Ja, was soll da noch schiefgehen, mochte man denken. Zumal der Produktion, die in einem neuen Netzwerk europäischer Theater vor Berlin schon im bretonischen Rennes Premiere hatte, aus Frankreich ein sehr positives Echo vorauseilte. Und dann das: Figuren, so eindimensional, wie ein Blatt Papier. Zwei alte Frauen, die alle bösen Klischees über klammernde Mütter und zu kurzgekommene alte Jungfern erfüllen. Borkmanns Sohn Erhard (Sebastian Schwarz) erscheint als Riesenbaby, der mit jedem tolpatschigen Auftritt kleine Lacher erzeugt. Dazu kommt eine Textbearbeitung durch den Schaubühnen-Hausautor Marius von Mayenburg, die zwar jeden Dialogsatz ganz glaubhaft nach Gegenwart klingen lässt, den Figuren aber nicht den kleinsten Zipfel von mehr lässt, von Unausgesprochenem.

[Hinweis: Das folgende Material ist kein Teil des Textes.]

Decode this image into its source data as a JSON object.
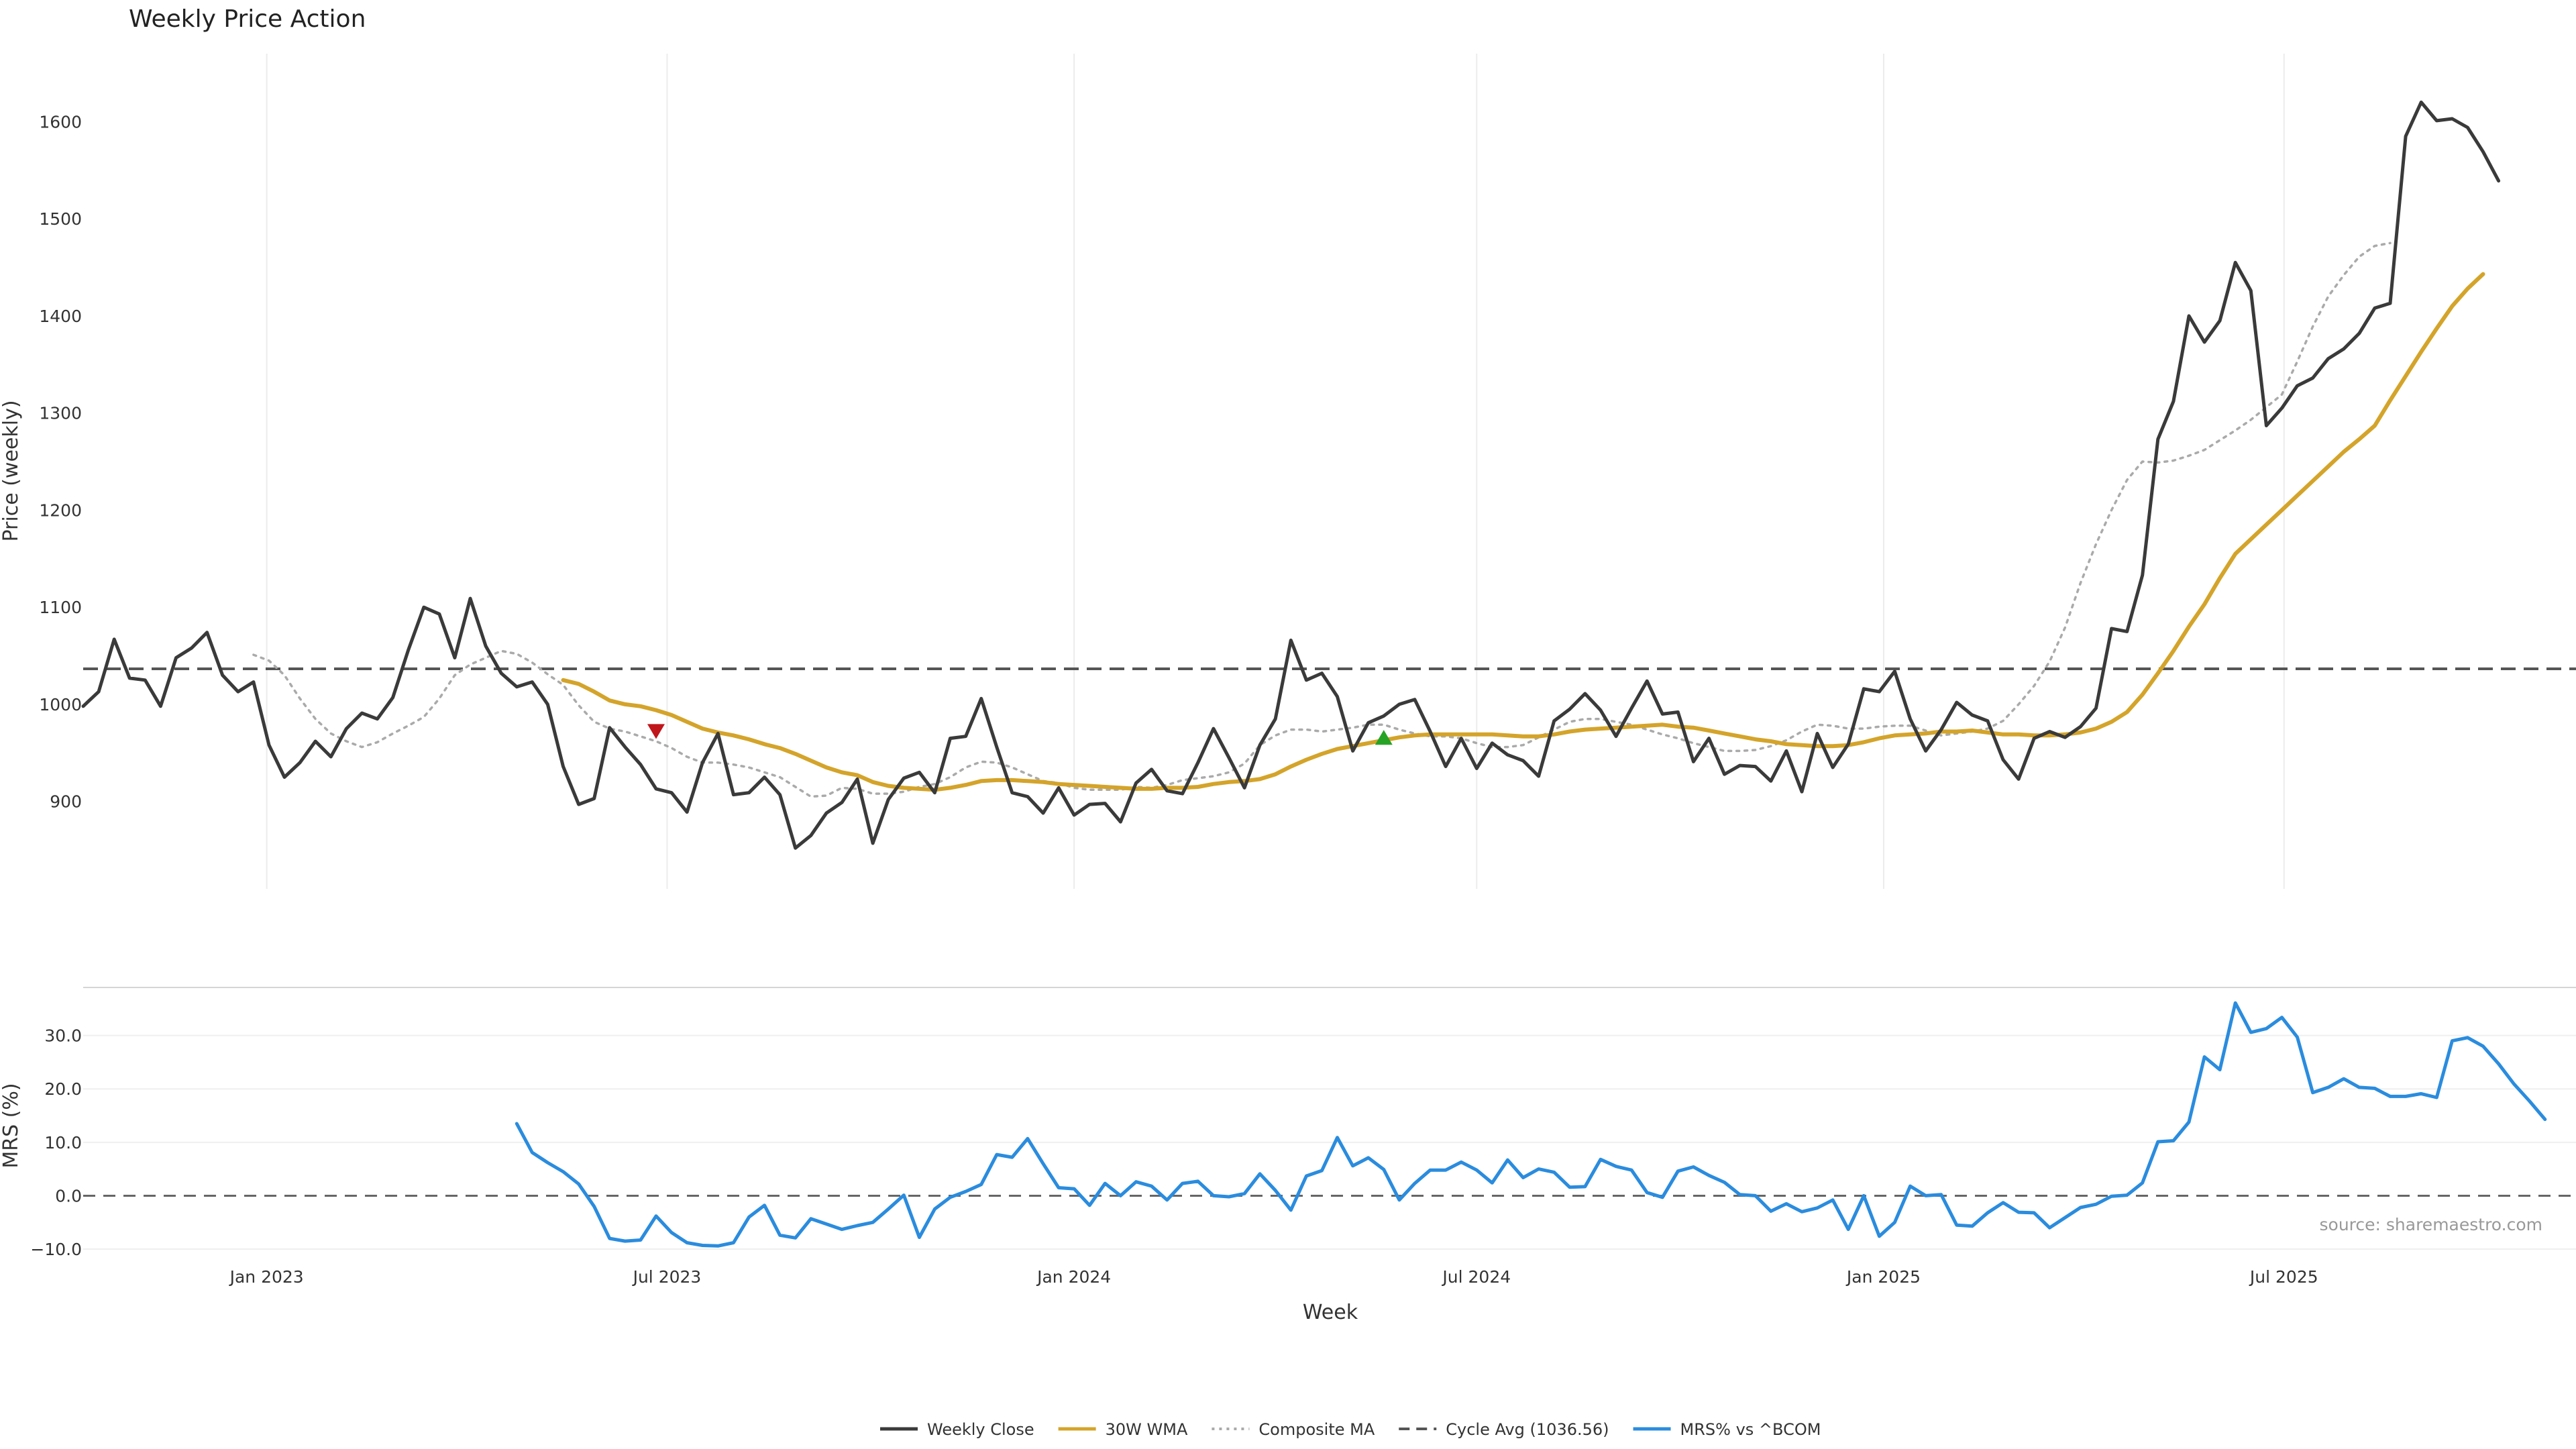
{
  "chart_data": {
    "type": "line",
    "title": "Weekly Price Action",
    "source": "source: sharemaestro.com",
    "xlabel": "Week",
    "x_range": [
      "2022-10-10",
      "2025-11-10"
    ],
    "x_ticks": [
      {
        "date": "2023-01-01",
        "label": "Jan 2023"
      },
      {
        "date": "2023-07-01",
        "label": "Jul 2023"
      },
      {
        "date": "2024-01-01",
        "label": "Jan 2024"
      },
      {
        "date": "2024-07-01",
        "label": "Jul 2024"
      },
      {
        "date": "2025-01-01",
        "label": "Jan 2025"
      },
      {
        "date": "2025-07-01",
        "label": "Jul 2025"
      }
    ],
    "price_panel": {
      "ylabel": "Price (weekly)",
      "ylim": [
        810,
        1670
      ],
      "yticks": [
        900,
        1000,
        1100,
        1200,
        1300,
        1400,
        1500,
        1600
      ],
      "grid_x": true,
      "cycle_avg": 1036.56,
      "series": [
        {
          "name": "Weekly Close",
          "color": "#3a3a3a",
          "style": "solid",
          "start": "2022-10-10",
          "values": [
            998,
            1013,
            1067,
            1027,
            1025,
            998,
            1048,
            1058,
            1074,
            1030,
            1013,
            1023,
            958,
            925,
            940,
            962,
            946,
            975,
            991,
            985,
            1007,
            1056,
            1100,
            1093,
            1048,
            1109,
            1060,
            1032,
            1018,
            1023,
            1000,
            936,
            897,
            903,
            976,
            956,
            938,
            913,
            909,
            889,
            940,
            970,
            907,
            909,
            925,
            907,
            852,
            865,
            888,
            899,
            923,
            857,
            902,
            924,
            930,
            909,
            965,
            967,
            1006,
            956,
            909,
            905,
            888,
            914,
            886,
            897,
            898,
            879,
            919,
            933,
            911,
            908,
            940,
            975,
            945,
            914,
            958,
            985,
            1066,
            1025,
            1032,
            1008,
            952,
            981,
            988,
            1000,
            1005,
            972,
            936,
            965,
            934,
            960,
            948,
            942,
            926,
            983,
            995,
            1011,
            994,
            967,
            996,
            1024,
            990,
            992,
            941,
            965,
            928,
            937,
            936,
            921,
            952,
            910,
            970,
            935,
            959,
            1016,
            1013,
            1034,
            985,
            952,
            974,
            1002,
            989,
            983,
            943,
            923,
            965,
            972,
            966,
            977,
            996,
            1078,
            1075,
            1133,
            1273,
            1312,
            1400,
            1373,
            1395,
            1455,
            1426,
            1287,
            1305,
            1328,
            1336,
            1356,
            1366,
            1382,
            1408,
            1413,
            1585,
            1620,
            1601,
            1603,
            1594,
            1569,
            1539
          ]
        },
        {
          "name": "30W WMA",
          "color": "#d4a42a",
          "style": "solid",
          "start": "2023-05-15",
          "values": [
            1025,
            1021,
            1013,
            1004,
            1000,
            998,
            994,
            989,
            982,
            975,
            971,
            968,
            964,
            959,
            955,
            949,
            942,
            935,
            930,
            927,
            920,
            916,
            914,
            913,
            912,
            914,
            917,
            921,
            922,
            922,
            921,
            920,
            918,
            917,
            916,
            915,
            914,
            913,
            913,
            914,
            914,
            915,
            918,
            920,
            921,
            923,
            928,
            936,
            943,
            949,
            954,
            957,
            960,
            963,
            966,
            968,
            969,
            969,
            969,
            969,
            969,
            968,
            967,
            967,
            969,
            972,
            974,
            975,
            976,
            977,
            978,
            979,
            977,
            976,
            973,
            970,
            967,
            964,
            962,
            959,
            958,
            957,
            957,
            958,
            961,
            965,
            968,
            969,
            970,
            972,
            972,
            973,
            971,
            969,
            969,
            968,
            968,
            969,
            971,
            975,
            982,
            992,
            1010,
            1032,
            1055,
            1080,
            1103,
            1130,
            1155,
            1170,
            1185,
            1200,
            1215,
            1230,
            1245,
            1260,
            1273,
            1287,
            1313,
            1338,
            1363,
            1387,
            1410,
            1428,
            1443
          ]
        },
        {
          "name": "Composite MA",
          "color": "#aaaaaa",
          "style": "dotted",
          "start": "2022-12-26",
          "values": [
            1051,
            1045,
            1030,
            1006,
            985,
            970,
            962,
            956,
            961,
            970,
            978,
            987,
            1006,
            1030,
            1041,
            1048,
            1055,
            1052,
            1043,
            1031,
            1020,
            999,
            982,
            975,
            972,
            967,
            962,
            955,
            946,
            940,
            940,
            938,
            935,
            930,
            925,
            915,
            905,
            906,
            914,
            913,
            908,
            908,
            910,
            915,
            918,
            925,
            935,
            941,
            940,
            935,
            928,
            921,
            919,
            914,
            912,
            912,
            912,
            915,
            914,
            917,
            922,
            924,
            926,
            930,
            939,
            958,
            968,
            974,
            974,
            972,
            974,
            976,
            979,
            979,
            974,
            970,
            967,
            967,
            965,
            960,
            956,
            956,
            958,
            966,
            974,
            982,
            985,
            985,
            982,
            979,
            974,
            969,
            965,
            960,
            956,
            952,
            952,
            953,
            957,
            963,
            972,
            979,
            978,
            975,
            975,
            977,
            978,
            978,
            973,
            968,
            970,
            972,
            975,
            983,
            1000,
            1019,
            1044,
            1079,
            1125,
            1165,
            1200,
            1231,
            1250,
            1249,
            1251,
            1256,
            1262,
            1272,
            1282,
            1293,
            1306,
            1319,
            1353,
            1389,
            1420,
            1442,
            1461,
            1472,
            1475
          ]
        }
      ],
      "markers": [
        {
          "type": "sell",
          "date": "2023-06-26",
          "value": 972,
          "color": "#c0151a"
        },
        {
          "type": "buy",
          "date": "2024-05-20",
          "value": 966,
          "color": "#26a325"
        }
      ]
    },
    "mrs_panel": {
      "ylabel": "MRS (%)",
      "ylim": [
        -11,
        39
      ],
      "yticks": [
        -10,
        0,
        10,
        20,
        30
      ],
      "ytick_labels": [
        "−10.0",
        "0.0",
        "10.0",
        "20.0",
        "30.0"
      ],
      "zero_line": 0,
      "series": [
        {
          "name": "MRS% vs ^BCOM",
          "color": "#2a8cde",
          "style": "solid",
          "start": "2023-04-24",
          "values": [
            13.5,
            8.1,
            6.2,
            4.5,
            2.2,
            -2.0,
            -8.0,
            -8.5,
            -8.3,
            -3.8,
            -6.9,
            -8.8,
            -9.3,
            -9.4,
            -8.8,
            -4.0,
            -1.8,
            -7.4,
            -7.9,
            -4.3,
            -5.3,
            -6.3,
            -5.6,
            -5.0,
            -2.5,
            0.1,
            -7.8,
            -2.5,
            -0.3,
            0.8,
            2.1,
            7.7,
            7.2,
            10.7,
            6.0,
            1.5,
            1.3,
            -1.8,
            2.3,
            0.0,
            2.6,
            1.8,
            -0.8,
            2.3,
            2.7,
            0.0,
            -0.2,
            0.4,
            4.1,
            1.0,
            -2.7,
            3.7,
            4.7,
            10.9,
            5.6,
            7.1,
            4.9,
            -0.8,
            2.3,
            4.8,
            4.8,
            6.3,
            4.8,
            2.4,
            6.7,
            3.4,
            5.0,
            4.4,
            1.6,
            1.7,
            6.8,
            5.5,
            4.8,
            0.6,
            -0.3,
            4.6,
            5.4,
            3.8,
            2.5,
            0.2,
            0.0,
            -2.9,
            -1.5,
            -3.0,
            -2.3,
            -0.8,
            -6.3,
            0.0,
            -7.6,
            -5.0,
            1.8,
            0.0,
            0.2,
            -5.5,
            -5.7,
            -3.2,
            -1.3,
            -3.1,
            -3.2,
            -6.0,
            -4.1,
            -2.2,
            -1.6,
            -0.1,
            0.1,
            2.4,
            10.1,
            10.3,
            13.8,
            26.0,
            23.6,
            36.1,
            30.6,
            31.3,
            33.4,
            29.7,
            19.3,
            20.3,
            21.9,
            20.3,
            20.1,
            18.6,
            18.6,
            19.1,
            18.4,
            29.0,
            29.6,
            28.0,
            24.7,
            20.9,
            17.7,
            14.3
          ]
        }
      ]
    },
    "legend": {
      "position": "bottom-center",
      "entries": [
        {
          "label": "Weekly Close",
          "color": "#3a3a3a",
          "style": "solid"
        },
        {
          "label": "30W WMA",
          "color": "#d4a42a",
          "style": "solid"
        },
        {
          "label": "Composite MA",
          "color": "#aaaaaa",
          "style": "dotted"
        },
        {
          "label": "Cycle Avg (1036.56)",
          "color": "#555555",
          "style": "dashed"
        },
        {
          "label": "MRS% vs ^BCOM",
          "color": "#2a8cde",
          "style": "solid"
        }
      ]
    }
  }
}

Diese Ella zum Beispiel, die todkrank gekommen ist, um ihren Neffen, den sie großgezogen hat, als Trost ihrer letzten Tage zu sich zu holen: Wie sie nur auf der Stuhlkante Platz nimmt, die Knie zusammengedrückt, als wäre ihr der eigene Körper peinlich; wie ihre Blicke am Boden haften und nur kurz über die Gesichter der anderen huschen; wie sie schiefin der Gegend steht, Nacken gebeugt, Kopf geneigt, als wäre der Abstand zur kaltherzigen Schwester fest wie ein Stein, über den sie sich krümmen muss: Angela Winkler rührt schon an, und man weiß nicht, ob ihre übergroße Demut und Bescheidenheit, das fast sich selbst Aus-der-Welt-Nehmen, nur zur Rolle gehört oder eben Winkler selbst ist: Ein einziger Aufschrei gegen die Forderung der Gesellschaft, Präsenz zu zeigen. Auch Bierbichler neigt zum Understatement, unterstreicht die großen Visionen des Unternehmers, der mit Bergwerken, Fabriken, Eisenbahnen, Schifffahrtslinien eine Welt erschaffen wollte, nicht mit großen Gesten. Man nimmt ihm ab, nach seiner Zeit im Gefängnis noch immer den Fantasien über die Rückkehr zur Macht nachzuhängen. Und sich keine Sekunde in die hineinversetzen zu können, denen seine Spekulationen alles genommen haben.
Und trotzdem kommt keine Spannung auf, trotzdem fehlt eine Idee davon, was diese Figuren uns eigentlich erzählen wollen. Es gibt keinen Denkraum, in dem sie sich entfalten; nichts, in dem die Inszenierung über ihre Beschränkung hinausging. Geld zerstört Gefühle, lehrt schon die erste Szene, und dabei bleibts. Ostermeier hat versucht, was ihm bei anderen Ibsen-Dramen auch gelang, die Figuren ernstzunehmen und nicht an die Karikatur zu verraten, aber man sieht dennoch nur Karikaturen, die mit der eigenen Lächerlichkeit nicht umzugehen wissen.
Nach einer Stunde und 50 Minuten ist es vorbei. Erhard ist abgehauen aus der Familiengruft, Borkmann gestorben, und die beiden Frauen blicken einsam dem eigenen Ende entgegen. Die Nebel sind zu einer reißenden Drift in die Tiefe geworden. Wirklich großartig, diese Nebel.